Sie wundern sich, dass in Ihrem neuen Projekt der Projektleiter die Aufgaben kleinteilig vorgibt, bis hin zur Struktur der Entity Beans der Persistenzschicht. Sie haben das ungute Bauchgefühl, dass die Schnittstellen zwischen den Komponenten nur durch den Projektleiter geprüft wurden. Die Entwickler untereinander reden auch nicht miteinander, man arbeitet vor sich hin. Ob das gut geht?


Die Rettung des Projektes sind: Sie selbst! Fühlen Sie sich in professioneller Verantwortung zuständig – unabhängig von der Rolle im Projekt. Vermeiden Sie aber, sich zu sehr in fremde Verantwortungsbereiche einzumischen und prüfen Sie sich selbst, ob Sie gerade den „Projektkümmerer“ darstellen.

Reden ist immer nützlich in Krisensituationen, einerseits. Andererseits sagt man: melden macht frei. 
Was hilft also?
  1. Reden Sie mit den Verantwortlichen, oder mit denen, die Sie dafür halten.
  2. Erkennen und benennen Sie Ihre Annahmen explizit: „Ich vermute, dass Sie für die Vertragsgestaltung zuständig sind, ist das korrekt?“. Versetzen Sie sich mal gedanklich in die Lage des vermeintlich Verantwortlichen - was kann er, was braucht er? 
  3. Bei Gleichgestellten wie z.B. anderen Projektleitern oder Entwicklern ist es hilfreich, Interesse und eigene Kompetenz zu demonstrieren. Gedankenaustausch und unverbindliche Gespräche nehmen viele Menschen eher an als gute Ratschläge.
  4. Überlegen Sie sich Lösungsvorschläge, vor allem Manager lieben es, aus Alternativen auszuwählen: das verringert ihre Arbeitslast. Wenn Sie dafür nicht genügend Hintergrundwissen haben, schlagen Sie Experten vor, die an der  Lösungsfindung mitwirken können.
  5. Zeigen Sie Konsequenzen auf, möglichst mit ganz konkreten Auswirkungen oder Beispielen aus Projekten: „Die SAP-Integration hat damals das zwanzigfache gekostet, weil wir die fachlichen Prozesse auch noch klären mussten“.

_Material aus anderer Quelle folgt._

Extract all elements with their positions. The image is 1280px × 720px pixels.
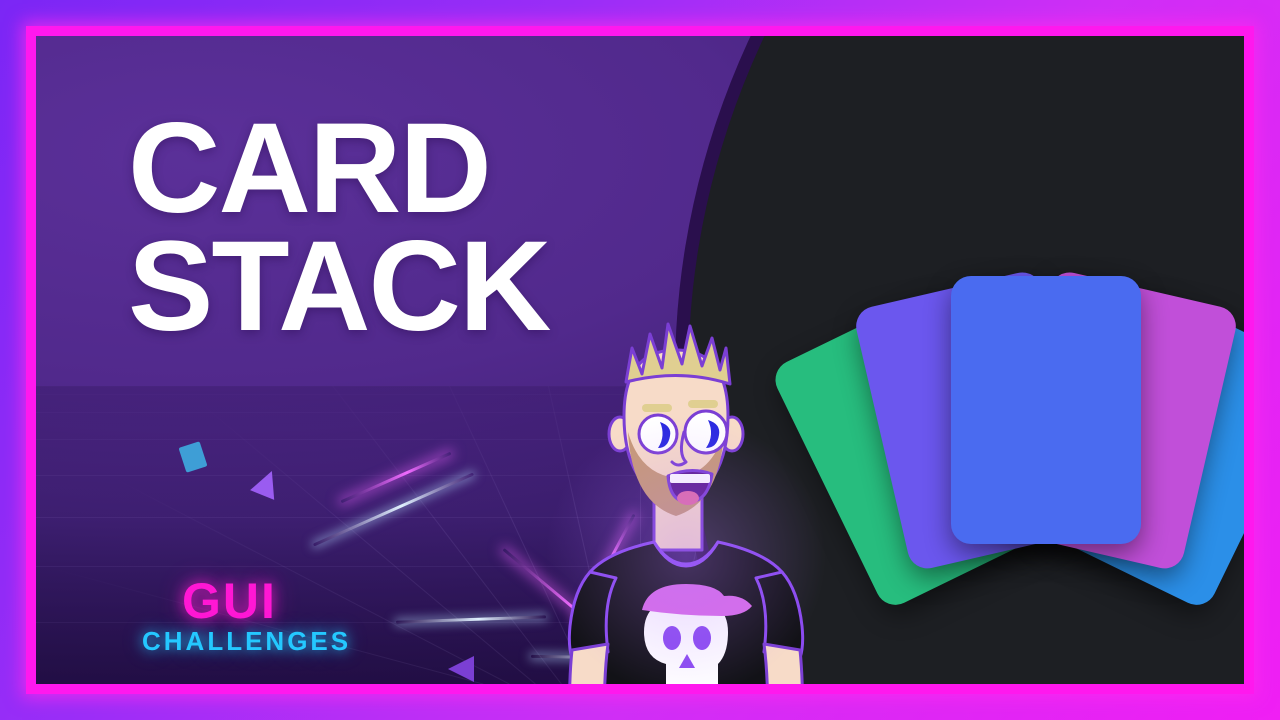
triangle-purple	[448, 656, 474, 682]
brand-logo: GUI CHALLENGES	[182, 576, 351, 654]
page-title: CARD STACK	[128, 110, 549, 346]
title-line-2: STACK	[128, 215, 549, 358]
avatar-backglow	[536, 406, 836, 684]
brand-logo-top: GUI	[182, 576, 351, 626]
thumbnail-canvas: CARD STACK GUI CHALLENGES	[0, 0, 1280, 720]
artboard: CARD STACK GUI CHALLENGES	[36, 36, 1244, 684]
card-stack[interactable]	[796, 236, 1244, 656]
brand-logo-bottom: CHALLENGES	[142, 628, 351, 654]
card-blue-front[interactable]	[951, 276, 1141, 544]
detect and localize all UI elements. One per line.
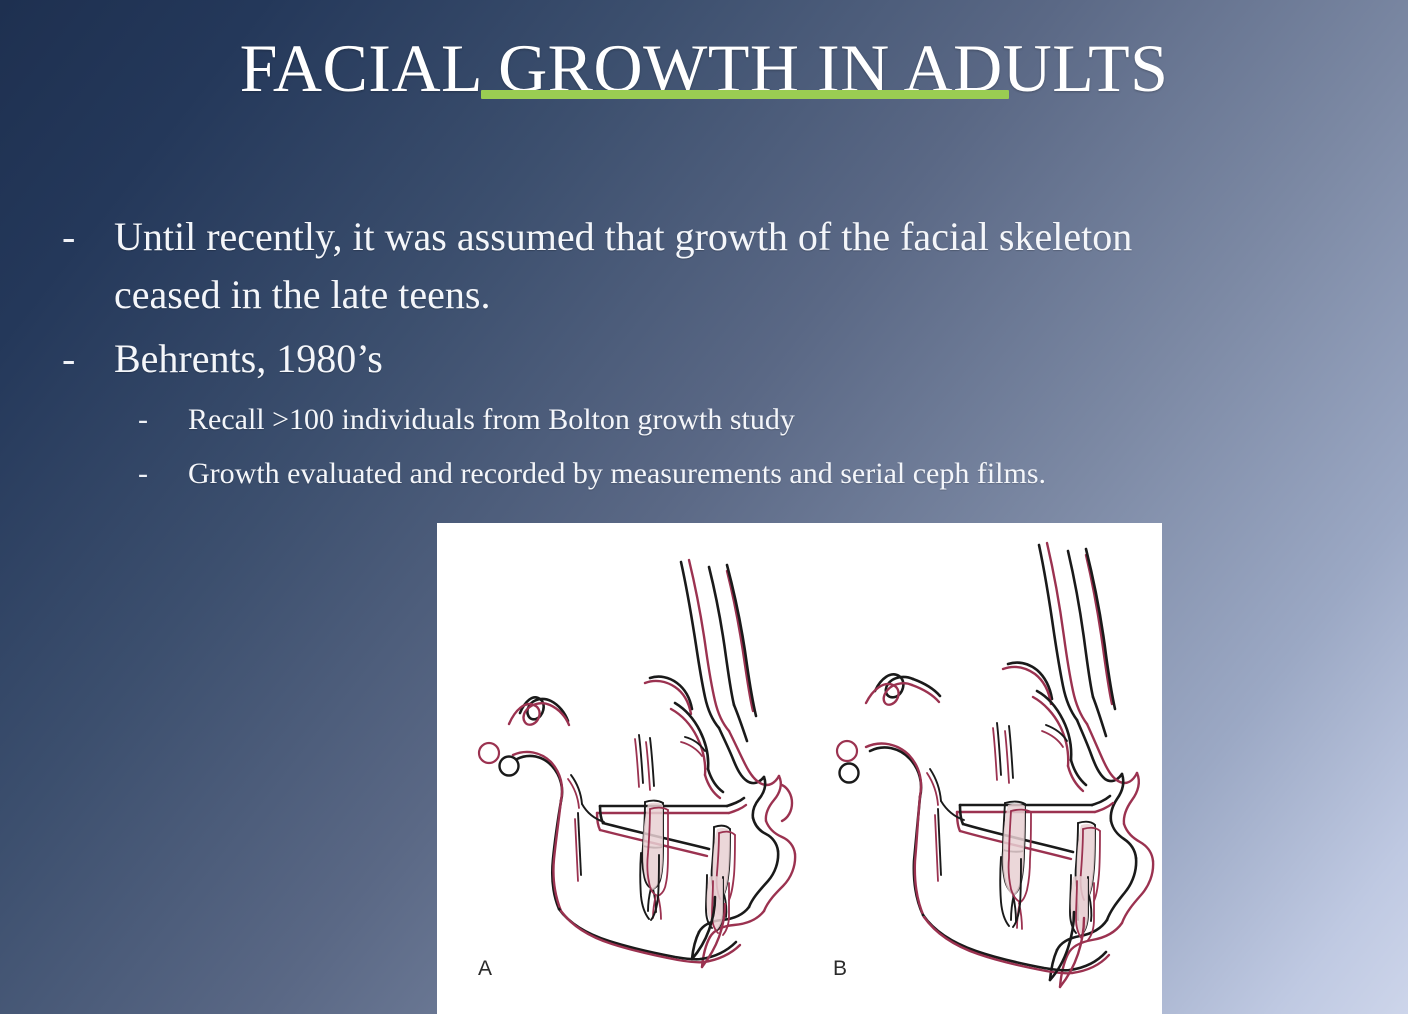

  6. Manchmal hilft so gar nichts und man will nicht immer als „Meckerfritze“ darstehen. Dann geht nur noch: vermerken. Schriftlich – heute normalerweise als e-Mail – mit einer Zusammenfassung, etwa nach einem Gespräch zu dem Thema. Das rettet nicht das Projekt, hilft aber den professionellen Rettern, wenn’s denn gekracht hat.
Auch als Entwickler unter einem mitunter nicht interessierten Projektleiter hat man Möglichkeiten: so kann man sich aus den agilen Methoden einfache Maßnahmen abschauen:
  • Stand Up Meetings: maximal 15 Minuten, nur das Team, jeder erzählt, was er getan hat, was er tun wird und was ihn behindert. Hilft bei Informationsflut und schwacher Projektorganisation.
  • Gegenseitige Code-Reviews: aufwändig, zugegeben, aber effektiv. Alle Beteiligten müssen dann aber auch lernen wollen!
  • Kundenfeedback: auf Termine mit dem Kunden drängen – Feedback einsammeln.
  • Ziele klären: Ziele kann man nur erreichen, wenn sie glasklar sind. Dazu gehört auch, die Ziele zu verstehen, sie zu hinterfragen und Risiken zu benennen.
  • Überschaubare Schritte: Der Projektleiter will Sie erst in vier Wochen wiedersehen? Setzen Sie sich im Team Wochenziele! 
Eigenverantwortung kann viel bewirken - suchen und nutzen Sie die Ansatzpunkte!